In 2010, Councilor Ayanna Pressley, Chair of Committee on Women and Healthy Communities, scheduled a meeting with organizations across the city who work with expectant and parenting students, Boston Public Schools, and young mothers to talk about the 1988 version of the policy. In 2010, Councilor Pressley presented the motion to revise the School-Age Parents Policy of the Boston Public Schools and the revision process began in 2013!
I have attended every single meeting and ensured that my voice was and is both being heard and used to entirely change and improve a policy that will impact the lives of young families. My experiences may be unique in some ways and my narrative does not represent an entire community, but my lens can help shape something more appropriate for people like me.
Here are 5 awesome points we cover:
1. Throughout this new policy, “expectant student” is defined as any student, regardless of gender identity, who is either pregnant or is the partner of a pregnant student. This matters to young people who are often misgendered and misidentified.
2. Discrimination and harassment from school staff is highlighted! Yes! School leaders, teachers, and other school staff are held accountable for leading the way in treating all students, including expectant and parenting students, with respect, and recognizing that all students have the potential to succeed, regardless of their sexual orientation, gender identity, relationship status, or marital status.

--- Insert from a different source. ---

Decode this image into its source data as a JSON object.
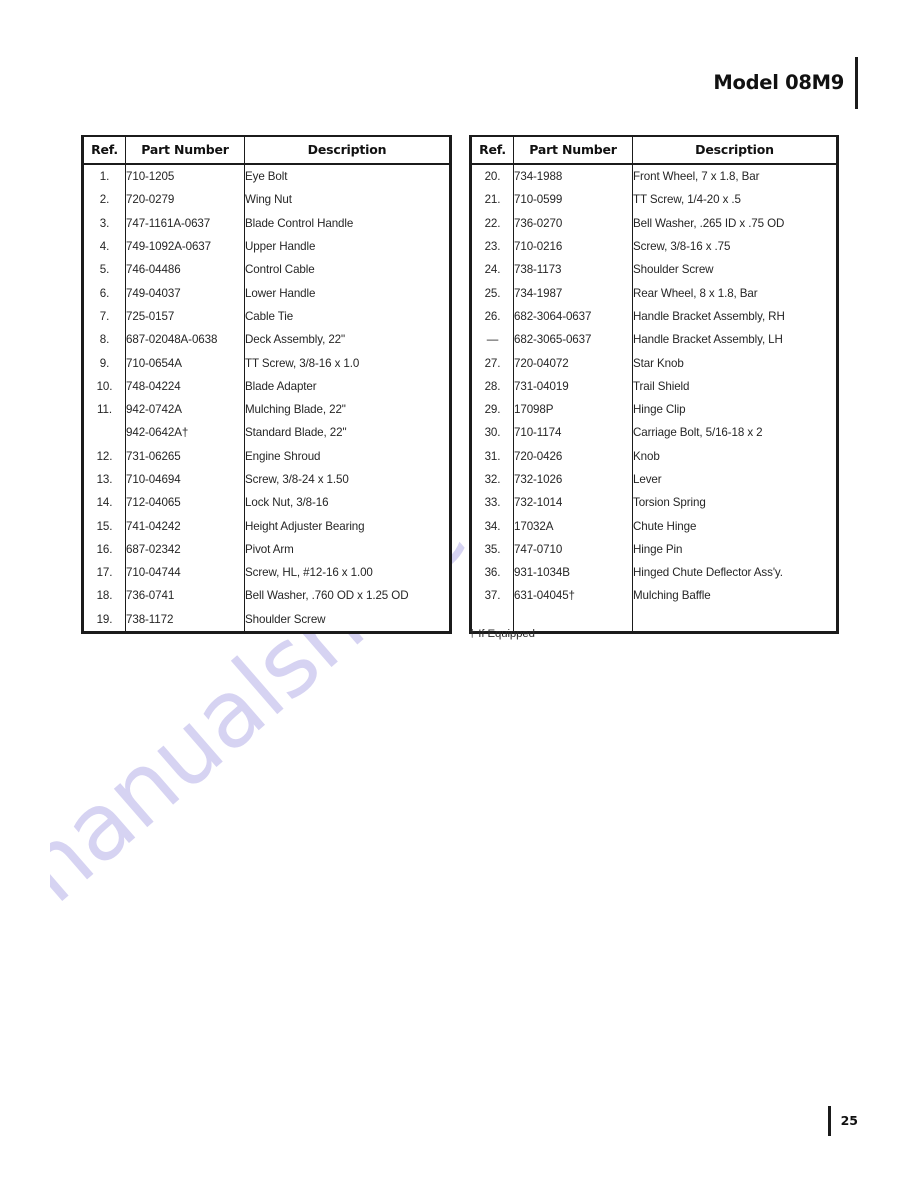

3. And just as Title IX mandates, expectant and parenting students who feel their civil rights may have been violated for any reason are encouraged to file a report with the Equity Office. Principals, Superintendents, and staff are all held accountable for violating a young parents' rights.
4. Schools should also be sensitive to new mothers’ need to express breastmilk and should work with students to identify a private and sanitary location for this purpose. Because of my experience in high school, this was actually one of my own key policy suggestions. Elevating every young moms' right to pump and giving them the time to pump, space to pump, and support to pump is vital.
5. And of course, all expectant and parenting students have the right to choose how and when they seek services and support from school staff. Staff cannot push their noses into a young parent's business and no one can force a young parent to participate in a program or apply for something they do not want to apply for. Young parents are not forced into any class or program that perpetuates the idea that they are incapable of succeeding without it.
As you can imagine, the policy is both long and comprehensive so there’s a ton more that isn’t posted in this blog and while it's not in its final state, I am so proud of it already.